Les hackers nord-coréens exploitent à nouveau les restes d'Internet Explorer

Logo Internet Explorer intégré au drapeau nord-coréen
Agrandir / APT37, un groupe censé être soutenu par le gouvernement nord-coréen, a réussi à exploiter les éléments d’Internet Explorer encore présents dans diverses applications Windows.

Aurich Lawson | Getty Images

Le navigateur Edge de Microsoft a remplacé Internet Explorer à presque tous les égards, mais certaines exceptions subsistent. L’un d’entre eux, au plus profond de Microsoft Word, a été exploité par un groupe soutenu par la Corée du Nord cet automne, affirment les chercheurs en sécurité de Google.

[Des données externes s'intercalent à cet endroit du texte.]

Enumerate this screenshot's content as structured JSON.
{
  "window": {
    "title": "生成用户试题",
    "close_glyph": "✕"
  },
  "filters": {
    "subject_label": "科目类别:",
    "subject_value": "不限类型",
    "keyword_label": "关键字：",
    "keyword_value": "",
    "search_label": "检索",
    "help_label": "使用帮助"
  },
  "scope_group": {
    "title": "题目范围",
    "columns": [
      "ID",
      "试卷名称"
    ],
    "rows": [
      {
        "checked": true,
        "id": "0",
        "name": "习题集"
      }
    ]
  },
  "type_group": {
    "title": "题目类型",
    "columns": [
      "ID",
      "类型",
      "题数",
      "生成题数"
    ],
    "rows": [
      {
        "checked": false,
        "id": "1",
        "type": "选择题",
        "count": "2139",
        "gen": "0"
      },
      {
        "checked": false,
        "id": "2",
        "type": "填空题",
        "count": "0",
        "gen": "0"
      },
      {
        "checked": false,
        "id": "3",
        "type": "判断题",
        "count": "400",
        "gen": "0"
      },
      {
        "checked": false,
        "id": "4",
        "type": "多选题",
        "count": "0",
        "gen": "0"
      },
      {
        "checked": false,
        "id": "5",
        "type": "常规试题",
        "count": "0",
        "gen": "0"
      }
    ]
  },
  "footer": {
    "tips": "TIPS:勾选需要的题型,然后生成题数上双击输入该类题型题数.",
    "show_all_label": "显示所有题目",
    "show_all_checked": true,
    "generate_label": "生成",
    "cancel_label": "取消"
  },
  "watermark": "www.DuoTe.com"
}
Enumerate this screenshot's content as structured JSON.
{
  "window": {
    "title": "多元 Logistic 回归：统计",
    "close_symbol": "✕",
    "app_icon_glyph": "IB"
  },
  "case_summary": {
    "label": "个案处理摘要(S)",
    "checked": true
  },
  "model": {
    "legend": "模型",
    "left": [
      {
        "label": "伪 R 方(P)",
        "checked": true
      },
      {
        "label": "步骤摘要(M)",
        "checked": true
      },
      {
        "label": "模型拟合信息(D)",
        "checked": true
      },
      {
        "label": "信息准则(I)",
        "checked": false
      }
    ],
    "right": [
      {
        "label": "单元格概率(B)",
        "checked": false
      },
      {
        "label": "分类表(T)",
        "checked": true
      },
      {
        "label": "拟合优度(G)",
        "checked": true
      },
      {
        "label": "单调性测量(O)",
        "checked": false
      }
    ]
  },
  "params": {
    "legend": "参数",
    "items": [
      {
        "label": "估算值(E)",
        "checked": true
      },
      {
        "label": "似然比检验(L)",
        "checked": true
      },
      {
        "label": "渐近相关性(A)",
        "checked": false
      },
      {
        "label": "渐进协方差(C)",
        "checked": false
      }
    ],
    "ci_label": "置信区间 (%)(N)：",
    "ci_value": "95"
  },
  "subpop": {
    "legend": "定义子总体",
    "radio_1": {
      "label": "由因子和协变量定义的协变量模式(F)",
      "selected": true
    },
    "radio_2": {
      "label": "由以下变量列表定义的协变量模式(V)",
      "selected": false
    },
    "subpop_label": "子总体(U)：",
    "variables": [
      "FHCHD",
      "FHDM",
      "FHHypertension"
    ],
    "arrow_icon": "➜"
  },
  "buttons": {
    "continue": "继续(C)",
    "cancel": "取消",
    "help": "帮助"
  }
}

C’est pas la première fois l’APT37, soutenu par le gouvernement, a utilisé la présence persistante d’Internet Explorer, comme le note le Threat Analysis Group (TAG) de Google dans un article de blog. APT37 a eu des succès répétés en ciblant des journalistes et des militants sud-coréens, ainsi que des transfuges nord-coréens, via une voie Internet Explorer limitée mais toujours réussie.

Le dernier exploit ciblait ceux qui se dirigeaient vers NK quotidien, un site sud-coréen dédié à l’actualité nord-coréenne. Celui-ci impliquait le Foule de foule d’Halloween à Itaewon, qui a tué au moins 151 personnes. Un document Microsoft Word .docx, nommé comme s’il avait été chronométré et daté moins de deux jours après l’incident et étiqueté “situation d’intervention en cas d’accident”, a commencé à circuler. Les utilisateurs sud-coréens ont commencé soumettre le document au VirusTotal, propriété de Google, où il a été signalé par CVE-2017-0199une vulnérabilité connue de longue date dans Word et WordPad.

Le document en question prétend être lié à une panique meurtrière de la foule fin octobre à Itaewon, en Corée du Sud.
Agrandir / Le document en question prétend être lié à une panique meurtrière de la foule fin octobre à Itaewon, en Corée du Sud.

Tout comme en avril 2017, le document, si vous cliquez pour autoriser Word/WordPad à l’afficher en dehors de la “vue protégée” sans téléchargement, télécharge un modèle de texte enrichi à partir d’un serveur contrôlé par un pirate, puis récupère davantage de code HTML ressemblant à des modèles au format RTF. Office et WordPad utilisent intrinsèquement Internet Explorer pour rendre le HTML dans ce que Microsoft décrit comme des “fichiers spécialement conçus”, donnant aux attaquants un moyen d’introduire ensuite diverses charges utiles de logiciels malveillants. Alors que patché le même mois, la vulnérabilité a persisté ; c’était un des vecteurs exploité dans une vague Petya plus d’un an plus tard.

La vulnérabilité spécifique est liée au moteur JavaScript d’Internet Explorer. Une erreur lors de l’optimisation juste à temps entraîne une confusion de type de données et une écriture en mémoire. Cet exploit particulier s’est également nettoyé après lui-même, effaçant le cache d’Internet Explorer et l’historique de sa présence. Bien que le TAG de Google ne sache pas quelles charges utiles ont été livrées, APT37 a déjà diffusé des exploits qui ont déclenché LUMIÈRE BLEUE, ROKRATet DAUPHIN, tous axés sur les intérêts politiques et économiques nord-coréens. (Les hackers nord-coréens ne sont pas opposé à un exploit Chromepourtant.)

Microsoft corrigé l’exploit spécifique dans son moteur JScript, mais il s’agit de la cinquième année d’attaques de documents Word à distance, il semble qu’elles seront là encore un peu. Et les acteurs nord-coréens seront impatients d’agir en conséquence.